«Февральский снег»
Choose english language
В социальных сетях:

Блог. О себе и не только

Художник говорит: я передаю свои чувства, свои впечатления, свои переживания. И, видимо, полагает, что за всем этим стоит несомненная художественная ценность.

Вот вопрос: а кому интересны чувства и переживания такого-то художника? А такого-то? Насколько эти чувства и переживания сильны и притягательны, чтобы быть кому-нибудь интересными? Ведь чаще всего такие «откровения» художника – это плохо прикрытое авторское признание отсутствия глубины и художественного смысла, признание бессилия сказать в искусство что-то значительное. Это какая-то либеральная шелуха, прилепленная к искусству, вроде того, что индивид бесценен сам по себе только потому, что он индивид.

В 1916 году И.В. Клюн записал свой разговор с Малевичем об уместности личных переживаний художника в искусстве:

«"Разве вам нет дела до личных переживаний художника?"

"Личные переживания, – это ваше домашнее дело, интересное для ваших домашних друзей. Нам нужны в живописном произведении художественная форма и хорошо обработанный цвет. Картина ведь серьезная, и никакие посторонние влияния на ней отражаться не должны..."»

В последние месяцы я часто задаюсь вопросом, который мучает меня в связи с замыслом написать ночной пейзаж. И не нахожу решения…

Написать ночь значит, прежде всего, верно взять общий, довольно темный, тон.

Допустим, при работе над пейзажем для верной передачи тона камертон (крымовский) известен и может быть так или иначе применен. При этом имеется в виду, что работа ведется при естественном освещении холста (не мотива, а именно холста) в мягкий пасмурный день или в солнечный день в тени (для этого внутренняя поверхность пленэрных зонтиков специально окрашивается в черный цвет) и без источников сильных рефлексов (например, белой рубашки). Такое освещение холста я условно назову «нейтральным». При таком освещении холста художнику не приходится отвлекаться на резкие блики, рефлексы, а общий тон мотива, над которым он работает, предстает в некоем относительно абсолютном, «изначальном», «собственном» виде. Оговорка «относительно» важна потому, что если, предположим, писать этюд на Марсе, то это писание будет осуществляться в иных условиях, при другом, каком-нибудь марсианском, «нейтральном» освещении и, соответственно, при прочих равных общий тон будет другим. Я не знаю, каковы оптические законы на Марсе, но, руководствуясь своими примитивными познаниями в физике, предполагаю, что они должны отличаться от земных хотя бы по причине иного удаления от Солнца и наличия марсианской пыли. Поэтому несмотря на то что рекомендуется вести работу над картиной при дневном освещении, которое принимается за «нейтральное» освещение, в категориях теоретической физики оно, очевидно, не будет являться таковым, т.е. абсолютно нейтральным. Получается, что и «марсианское искусство» вообще будет (по крайней мере, с визуальной стороны) принципиально иным. Однако это тема для другого разговора.

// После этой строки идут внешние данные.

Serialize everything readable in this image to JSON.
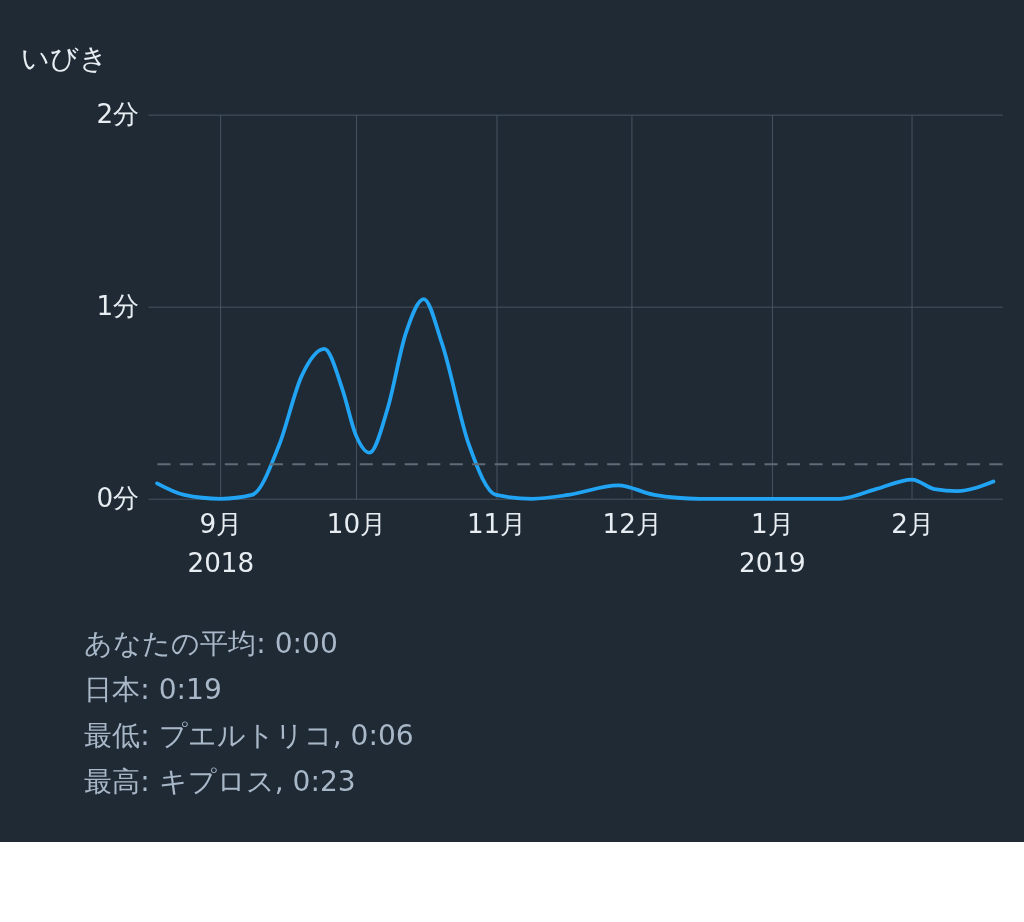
{
  "chart_data": {
    "type": "line",
    "title": "いびき",
    "x": [
      "2018-08-18",
      "2018-08-24",
      "2018-09-01",
      "2018-09-08",
      "2018-09-14",
      "2018-09-19",
      "2018-09-24",
      "2018-09-28",
      "2018-10-01",
      "2018-10-04",
      "2018-10-08",
      "2018-10-12",
      "2018-10-16",
      "2018-10-20",
      "2018-10-26",
      "2018-11-01",
      "2018-11-09",
      "2018-11-17",
      "2018-11-28",
      "2018-12-06",
      "2018-12-16",
      "2019-01-01",
      "2019-01-16",
      "2019-01-24",
      "2019-02-01",
      "2019-02-06",
      "2019-02-11",
      "2019-02-19"
    ],
    "series": [
      {
        "color": "#22a4f5",
        "values": [
          0.08,
          0.02,
          0,
          0.02,
          0.28,
          0.64,
          0.78,
          0.57,
          0.33,
          0.24,
          0.47,
          0.86,
          1.04,
          0.81,
          0.28,
          0.02,
          0,
          0.02,
          0.07,
          0.02,
          0,
          0,
          0,
          0.05,
          0.1,
          0.05,
          0.04,
          0.09
        ]
      }
    ],
    "xlim": [
      "2018-08-16",
      "2019-02-21"
    ],
    "xticks": [
      {
        "value": "2018-09-01",
        "label": "9月\n2018"
      },
      {
        "value": "2018-10-01",
        "label": "10月"
      },
      {
        "value": "2018-11-01",
        "label": "11月"
      },
      {
        "value": "2018-12-01",
        "label": "12月"
      },
      {
        "value": "2019-01-01",
        "label": "1月\n2019"
      },
      {
        "value": "2019-02-01",
        "label": "2月"
      }
    ],
    "ylim": [
      0,
      2
    ],
    "yticks": [
      {
        "value": 0,
        "label": "0分"
      },
      {
        "value": 1,
        "label": "1分"
      },
      {
        "value": 2,
        "label": "2分"
      }
    ],
    "ref_lines": [
      {
        "axis": "y",
        "value": 0.18,
        "label": null,
        "color": "#5f6b77",
        "line_style": "dashed"
      }
    ],
    "grid": true,
    "marker": "none",
    "line_style": "solid",
    "annotations": [
      "あなたの平均: 0:00",
      "日本: 0:19",
      "最低: プエルトリコ, 0:06",
      "最高: キプロス, 0:23"
    ]
  }
}
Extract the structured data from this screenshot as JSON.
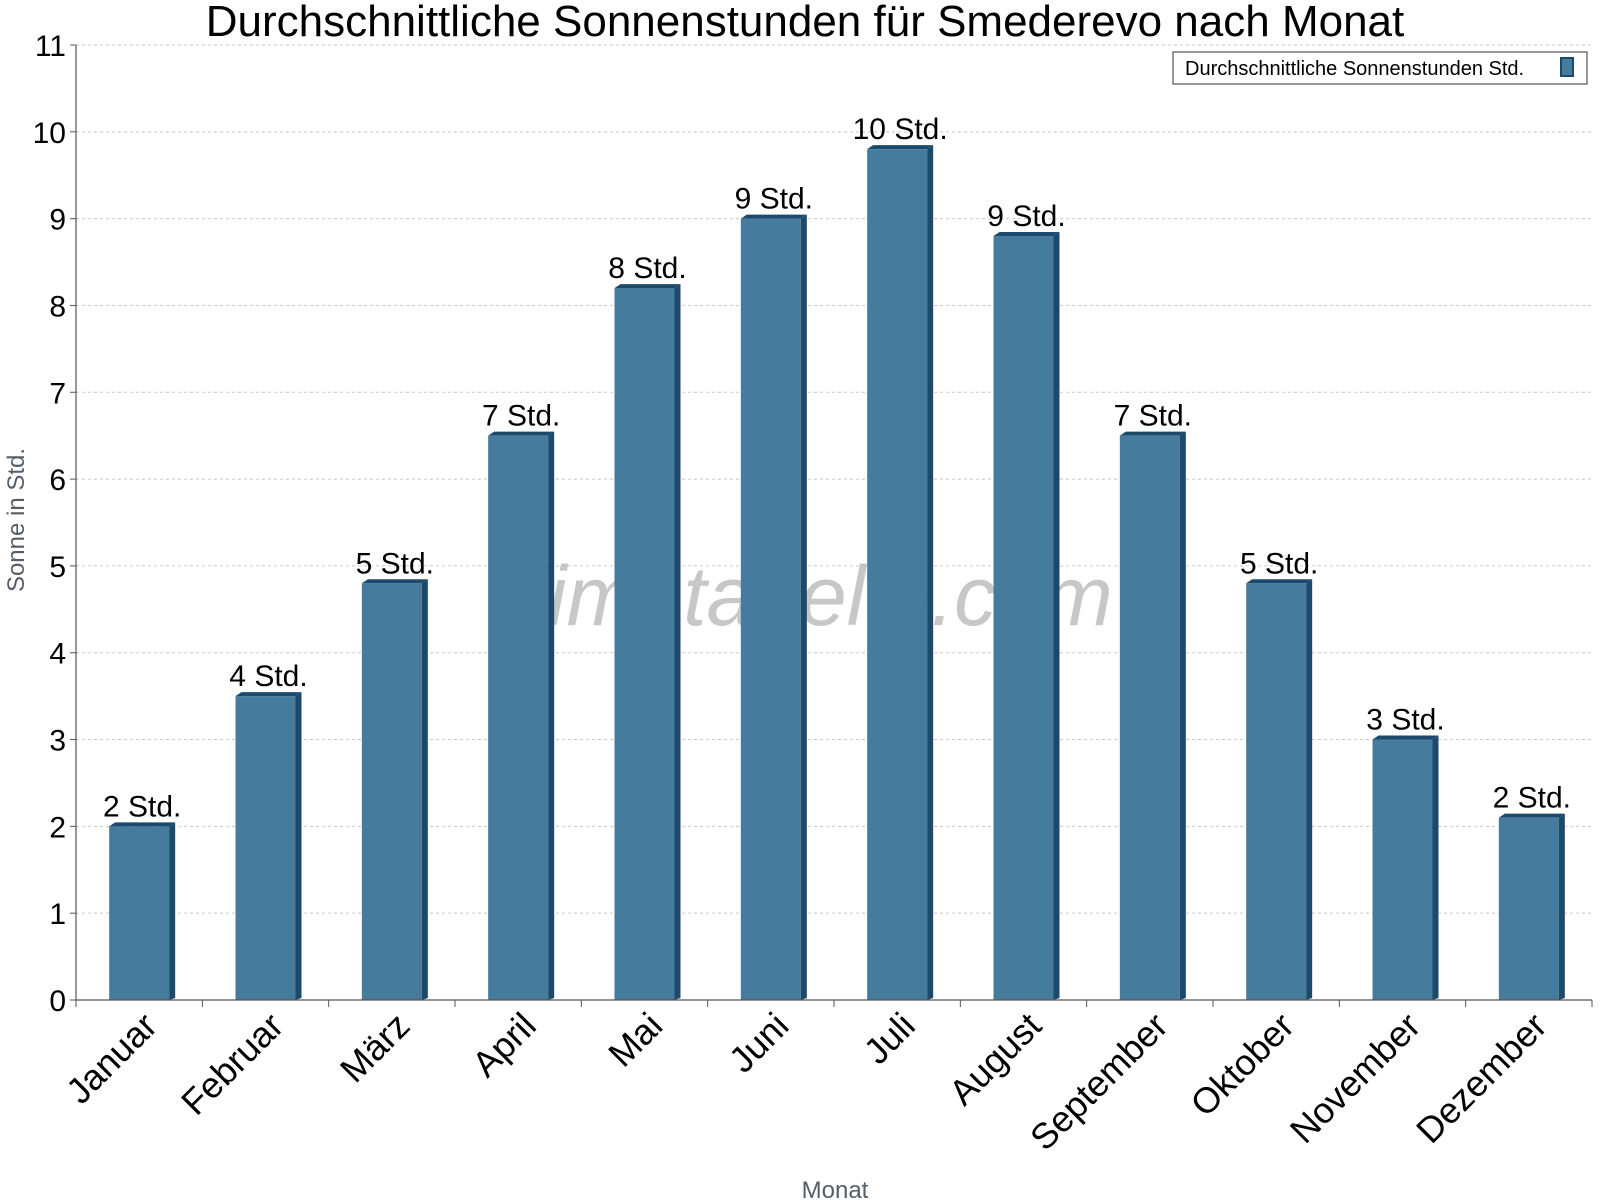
{
  "watermark": "klimatabelle.com",
  "colors": {
    "bar_front": "#457b9d",
    "bar_side": "#1d4a6b",
    "bar_top": "#1d4a6b",
    "grid": "#c8c8c8"
  },
  "chart_data": {
    "type": "bar",
    "title": "Durchschnittliche Sonnenstunden für Smederevo nach Monat",
    "xlabel": "Monat",
    "ylabel": "Sonne in Std.",
    "ylim": [
      0,
      11
    ],
    "yticks": [
      "0",
      "1",
      "2",
      "3",
      "4",
      "5",
      "6",
      "7",
      "8",
      "9",
      "10",
      "11"
    ],
    "grid": true,
    "legend_position": "top-right",
    "categories": [
      "Januar",
      "Februar",
      "März",
      "April",
      "Mai",
      "Juni",
      "Juli",
      "August",
      "September",
      "Oktober",
      "November",
      "Dezember"
    ],
    "series": [
      {
        "name": "Durchschnittliche Sonnenstunden Std.",
        "values": [
          2.0,
          3.5,
          4.8,
          6.5,
          8.2,
          9.0,
          9.8,
          8.8,
          6.5,
          4.8,
          3.0,
          2.1
        ],
        "labels": [
          "2 Std.",
          "4 Std.",
          "5 Std.",
          "7 Std.",
          "8 Std.",
          "9 Std.",
          "10 Std.",
          "9 Std.",
          "7 Std.",
          "5 Std.",
          "3 Std.",
          "2 Std."
        ]
      }
    ]
  }
}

Итак, для верной передачи тона, для того, чтобы в тоне не запутаться, требуется мягкое естественное освещение холста, названное мной «нейтральным». Всякое искажение этого освещения, будь то работа над холстом, поставленным под прямые полуденные лучи солнца либо испытывающим на себе сильные рефлексы от рядом находящихся предметов, или же работа в помещении при желтой лампочке ведет к грубым ошибкам в тоне и, кстати, в цвете. Известно, что при искусственном свете вылетают синие и особенно желтые цвета, и наутро работу не узнать. Красок же (кроме, кажется, церулеума), не меняющих своего вида при искусственном освещении, в распоряжении у художника нет.

Чем осложняется работа над ночным или даже глубоко вечерним этюдом? Тем, что с сумерками и дальнейшей мглой пропадает и «нейтральное» освещение. Работать в темноте невозможно, подсвечивать холст лампочкой – провоцировать непопадания как тоновые, так и цветовые. Тут я хорошо осознаю, что одна из первых моих попыток решить эту проблему была, мягко сказать, не важной: в Крыму я писал «Ночной натюрморт», поставив букет на край обрыва так, чтобы подсветить его и одновременно – по одной линии – подсветить холст дальним светом фар автомобиля и чтобы задний план оставался не освещенным. Свет фар, в сущности, та же лампочка… Правда, перед этим я несколько дней наблюдал за тем, как сгущаются сумерки и наступает ночь, как выглядит букет желтых цветов на фоне пронзительно синего неба и т.д. Значит, остается внимательно и многократно наблюдать, полагаться на память глаз и писать наутро…

В этих размышлениях я начинаю яснее постигать гений Куинджи, создавшего «Лунную ночь на Днепре», которая поражает даже теперь, хотя и изрядно почернела.